Likely due to the relatively low percentage of employment among the ultra-Orthodox, 83% of the participants said that the state should give preferential welfare support to citizens who make an effort to maintain employment. The only sector majorly opposed to such a move was the ultra-Orthodox sector.

 

82% of the public said that in order to help young Israelis successfully integrate into the workforce as adults, all sectors of the education system must insist on teaching its students certain core subjects, which include math, English, science and civics. 50% of participants went as far as to say that a school that does not meet these standards should not receive government funding, 36% said that such a failure should also bring on heavy fines, while 14% said that such establishments should only receive partial funding.

 

‘The public wants freedom of religion, but the state ignores this’

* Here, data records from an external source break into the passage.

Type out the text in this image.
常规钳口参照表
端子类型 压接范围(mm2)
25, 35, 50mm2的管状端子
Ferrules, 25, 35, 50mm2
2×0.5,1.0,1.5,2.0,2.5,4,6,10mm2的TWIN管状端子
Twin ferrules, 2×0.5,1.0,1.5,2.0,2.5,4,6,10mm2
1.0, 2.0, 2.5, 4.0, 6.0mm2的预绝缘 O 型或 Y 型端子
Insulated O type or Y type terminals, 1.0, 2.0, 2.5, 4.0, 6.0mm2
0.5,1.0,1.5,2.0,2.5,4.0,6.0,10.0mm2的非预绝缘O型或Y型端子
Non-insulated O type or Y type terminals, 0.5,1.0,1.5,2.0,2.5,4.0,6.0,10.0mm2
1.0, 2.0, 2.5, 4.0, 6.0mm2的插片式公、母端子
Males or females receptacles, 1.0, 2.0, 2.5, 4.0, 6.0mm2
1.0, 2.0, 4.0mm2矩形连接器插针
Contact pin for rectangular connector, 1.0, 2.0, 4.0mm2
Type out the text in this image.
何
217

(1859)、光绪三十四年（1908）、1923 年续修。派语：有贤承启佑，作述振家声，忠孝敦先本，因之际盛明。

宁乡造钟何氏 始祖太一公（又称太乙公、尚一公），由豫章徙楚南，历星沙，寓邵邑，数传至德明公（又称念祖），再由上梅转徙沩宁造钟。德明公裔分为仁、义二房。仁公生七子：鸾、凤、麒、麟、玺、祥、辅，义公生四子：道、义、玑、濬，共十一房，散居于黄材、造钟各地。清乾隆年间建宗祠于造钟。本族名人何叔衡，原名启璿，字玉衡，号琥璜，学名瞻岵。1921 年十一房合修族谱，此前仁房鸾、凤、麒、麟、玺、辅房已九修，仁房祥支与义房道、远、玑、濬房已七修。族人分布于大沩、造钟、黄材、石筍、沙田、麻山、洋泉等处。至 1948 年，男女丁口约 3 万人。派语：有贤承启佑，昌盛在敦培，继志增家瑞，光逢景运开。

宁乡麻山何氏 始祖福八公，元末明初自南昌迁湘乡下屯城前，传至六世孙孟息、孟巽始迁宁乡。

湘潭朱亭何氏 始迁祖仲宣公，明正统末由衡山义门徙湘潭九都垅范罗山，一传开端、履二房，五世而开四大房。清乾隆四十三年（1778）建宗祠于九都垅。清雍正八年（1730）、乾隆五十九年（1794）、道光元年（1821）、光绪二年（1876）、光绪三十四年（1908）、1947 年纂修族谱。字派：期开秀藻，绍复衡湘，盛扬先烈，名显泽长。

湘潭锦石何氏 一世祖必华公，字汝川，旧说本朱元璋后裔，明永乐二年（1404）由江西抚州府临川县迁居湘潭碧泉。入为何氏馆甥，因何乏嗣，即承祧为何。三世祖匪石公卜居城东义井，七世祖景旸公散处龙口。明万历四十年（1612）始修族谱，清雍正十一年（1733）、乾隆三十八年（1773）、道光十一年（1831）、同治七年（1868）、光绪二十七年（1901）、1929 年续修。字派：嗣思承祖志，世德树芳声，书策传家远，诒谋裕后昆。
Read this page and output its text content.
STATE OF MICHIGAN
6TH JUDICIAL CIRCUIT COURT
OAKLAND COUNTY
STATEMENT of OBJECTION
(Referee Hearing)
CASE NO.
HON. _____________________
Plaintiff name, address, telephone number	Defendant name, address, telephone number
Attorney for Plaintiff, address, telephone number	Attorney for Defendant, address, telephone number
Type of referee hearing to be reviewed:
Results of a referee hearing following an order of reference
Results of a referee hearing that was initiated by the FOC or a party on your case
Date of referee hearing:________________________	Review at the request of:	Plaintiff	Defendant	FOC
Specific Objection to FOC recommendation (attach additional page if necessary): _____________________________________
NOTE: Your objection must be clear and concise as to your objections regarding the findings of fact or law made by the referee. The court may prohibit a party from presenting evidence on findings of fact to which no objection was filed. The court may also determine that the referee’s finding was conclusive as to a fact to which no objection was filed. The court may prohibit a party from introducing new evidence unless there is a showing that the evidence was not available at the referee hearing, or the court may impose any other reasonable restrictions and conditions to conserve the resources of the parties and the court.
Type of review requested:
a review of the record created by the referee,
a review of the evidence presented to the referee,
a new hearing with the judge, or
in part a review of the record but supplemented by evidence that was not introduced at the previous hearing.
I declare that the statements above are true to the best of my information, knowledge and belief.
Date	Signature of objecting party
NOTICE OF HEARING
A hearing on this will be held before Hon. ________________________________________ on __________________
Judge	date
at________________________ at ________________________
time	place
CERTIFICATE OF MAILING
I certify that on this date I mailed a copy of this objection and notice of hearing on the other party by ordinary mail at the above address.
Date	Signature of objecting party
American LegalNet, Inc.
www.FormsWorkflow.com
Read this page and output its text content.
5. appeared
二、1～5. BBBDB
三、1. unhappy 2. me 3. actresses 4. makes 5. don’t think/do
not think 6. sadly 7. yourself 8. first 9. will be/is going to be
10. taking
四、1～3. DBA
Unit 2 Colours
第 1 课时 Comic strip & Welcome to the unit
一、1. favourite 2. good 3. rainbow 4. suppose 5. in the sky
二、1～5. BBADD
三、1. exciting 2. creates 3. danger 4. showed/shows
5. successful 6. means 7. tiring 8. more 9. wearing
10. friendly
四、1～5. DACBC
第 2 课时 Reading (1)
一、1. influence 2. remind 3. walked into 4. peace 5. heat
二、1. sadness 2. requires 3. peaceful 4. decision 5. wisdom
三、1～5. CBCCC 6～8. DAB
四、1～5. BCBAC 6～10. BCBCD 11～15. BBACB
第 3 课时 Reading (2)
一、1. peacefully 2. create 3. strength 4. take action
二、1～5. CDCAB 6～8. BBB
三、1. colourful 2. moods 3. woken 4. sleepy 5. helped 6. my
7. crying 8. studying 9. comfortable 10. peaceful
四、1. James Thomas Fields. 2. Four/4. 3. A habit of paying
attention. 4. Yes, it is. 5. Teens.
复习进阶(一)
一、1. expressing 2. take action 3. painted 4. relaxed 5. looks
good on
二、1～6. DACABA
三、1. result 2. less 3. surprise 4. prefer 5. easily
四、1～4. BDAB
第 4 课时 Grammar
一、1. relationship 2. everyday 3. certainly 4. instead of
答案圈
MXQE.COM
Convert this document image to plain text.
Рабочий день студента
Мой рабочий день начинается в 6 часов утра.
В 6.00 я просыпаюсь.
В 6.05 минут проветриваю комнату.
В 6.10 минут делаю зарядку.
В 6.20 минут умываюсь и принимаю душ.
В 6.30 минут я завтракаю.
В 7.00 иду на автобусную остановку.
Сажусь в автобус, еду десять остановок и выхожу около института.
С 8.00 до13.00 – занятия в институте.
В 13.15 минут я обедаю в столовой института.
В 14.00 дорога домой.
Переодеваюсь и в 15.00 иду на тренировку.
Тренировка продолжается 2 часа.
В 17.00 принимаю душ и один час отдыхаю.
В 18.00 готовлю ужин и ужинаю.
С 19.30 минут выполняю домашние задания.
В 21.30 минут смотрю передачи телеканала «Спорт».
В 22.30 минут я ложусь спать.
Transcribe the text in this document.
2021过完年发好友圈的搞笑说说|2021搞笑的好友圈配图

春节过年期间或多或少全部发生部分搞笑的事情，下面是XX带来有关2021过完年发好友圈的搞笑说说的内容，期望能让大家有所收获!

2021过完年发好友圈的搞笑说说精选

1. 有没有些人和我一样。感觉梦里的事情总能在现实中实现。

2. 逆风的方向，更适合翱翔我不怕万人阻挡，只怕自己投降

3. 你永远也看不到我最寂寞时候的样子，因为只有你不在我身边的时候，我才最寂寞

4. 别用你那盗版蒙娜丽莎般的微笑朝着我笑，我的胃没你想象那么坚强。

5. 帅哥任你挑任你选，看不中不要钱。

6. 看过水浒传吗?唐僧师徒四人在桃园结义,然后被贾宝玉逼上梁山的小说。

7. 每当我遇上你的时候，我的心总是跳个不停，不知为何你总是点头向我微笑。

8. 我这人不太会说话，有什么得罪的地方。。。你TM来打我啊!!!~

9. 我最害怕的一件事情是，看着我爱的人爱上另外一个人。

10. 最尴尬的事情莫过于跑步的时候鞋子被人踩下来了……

Uri Regev, the CEO of Hiddush—an organization that promotes religious freedom and equality—said that “This index reflect a complete and total disregard of the public’s opinions in matters of freedom of religion and sharing the burden, as well as of the widespread support of incorporating the ultra-Orthodox into the workforce and in regard to studying core subjects.”

 

Regev continued to say that “The gap between the people’s will and the will and actions of the Coalition continues to grow. It (the Coalition) is selling out the public for the mere pittance of continuing to stay in office, while the Opposition is looking to a possible future partnership with the ultra-Orthodox parties, which is why they don’t fight the government in matters of religion and state. This should be a warning sign to the secular parties.”

 

The Religion and State Index was conducted by the Smith Institute and commissioned by Ynet and Hiddush, which is headed by Shahar Ilan, who until recently was the deputy CEO at Hiddush and is currently a writer at Calcalist. 600 people took part in the study, which has a 4% margin of error.